I am looking for a small B.F, Goodrich front fender for a Garton Tricycle, and handlebars. Can anyone help me. I am willing to do some metal work to save a rough fender but not to rough please. Thank You!!!!!


----------



## spook1s (Apr 3, 2012)

Have any pics of the tricycle you seek parts for? I'm sure there are a lot of us who can help you out!


----------



## modelb (Apr 3, 2012)

*garton fender*

there is a good picture on tricycle fetish under garton tricycles. It is the only picture I have right now.  It is the 1930s tricycle.  Thank You!!!!!!!!!


----------



## ridingtoy (Apr 3, 2012)

*Speaking of Fenders*

Based on the tricycle site photos, this isn't exactly the fender you're looking for, but it's a nice flared trike fender from the late 30's early 40s time period: http://www.ebay.com/itm/390405705245?ssPageName=STRK:MEWAX:IT&_trksid=p3984.m1438.l2649

Looks like it might be for a 16" wheel but hard to tell the size exactly even with the ruler.
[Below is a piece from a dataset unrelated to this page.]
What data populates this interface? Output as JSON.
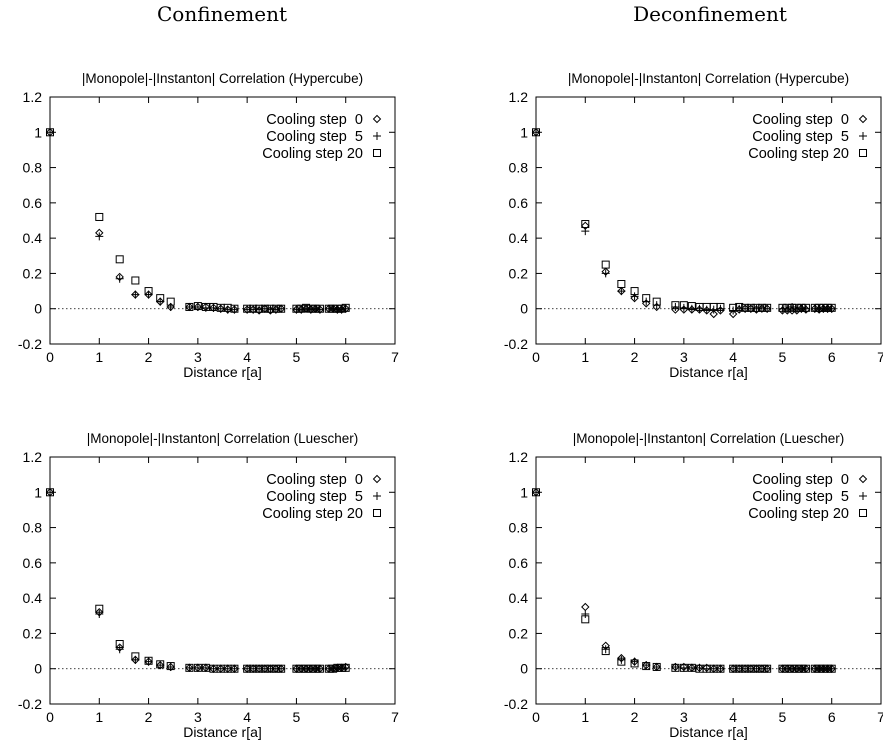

Seller is offering free shipping which makes the price reasonable.

Dave


----------



## spook1s (Apr 4, 2012)

I don't think that will be an easy find... At least the handlebars look like they may be interchangeable between a few different models! Makes your chances of finding those a bit better!  Good Luck!  Keep us posted!


----------



## Tricycle Monkey (Apr 6, 2012)

If you like post a pic or link to the handle bars your looking for (dimensions too if you have that info). At my local flea market their's a guy who has what I believe to be handle bars off a Garton tricycle. Think he wanted $10 or $15 for them. If they are what your looking for and twithin your price , I can pick them up for you and ship them out to you if you cover the cost.


----------



## modelb (Apr 6, 2012)

*garton handlebars*

I call the handlebars "bat wings"  there is a picture on tricyclefetish under garton tricycles, it is the 1930s style. If that is the style I would like to have them and I will cover all your expenses.  Thank You!!!!!!!!!


----------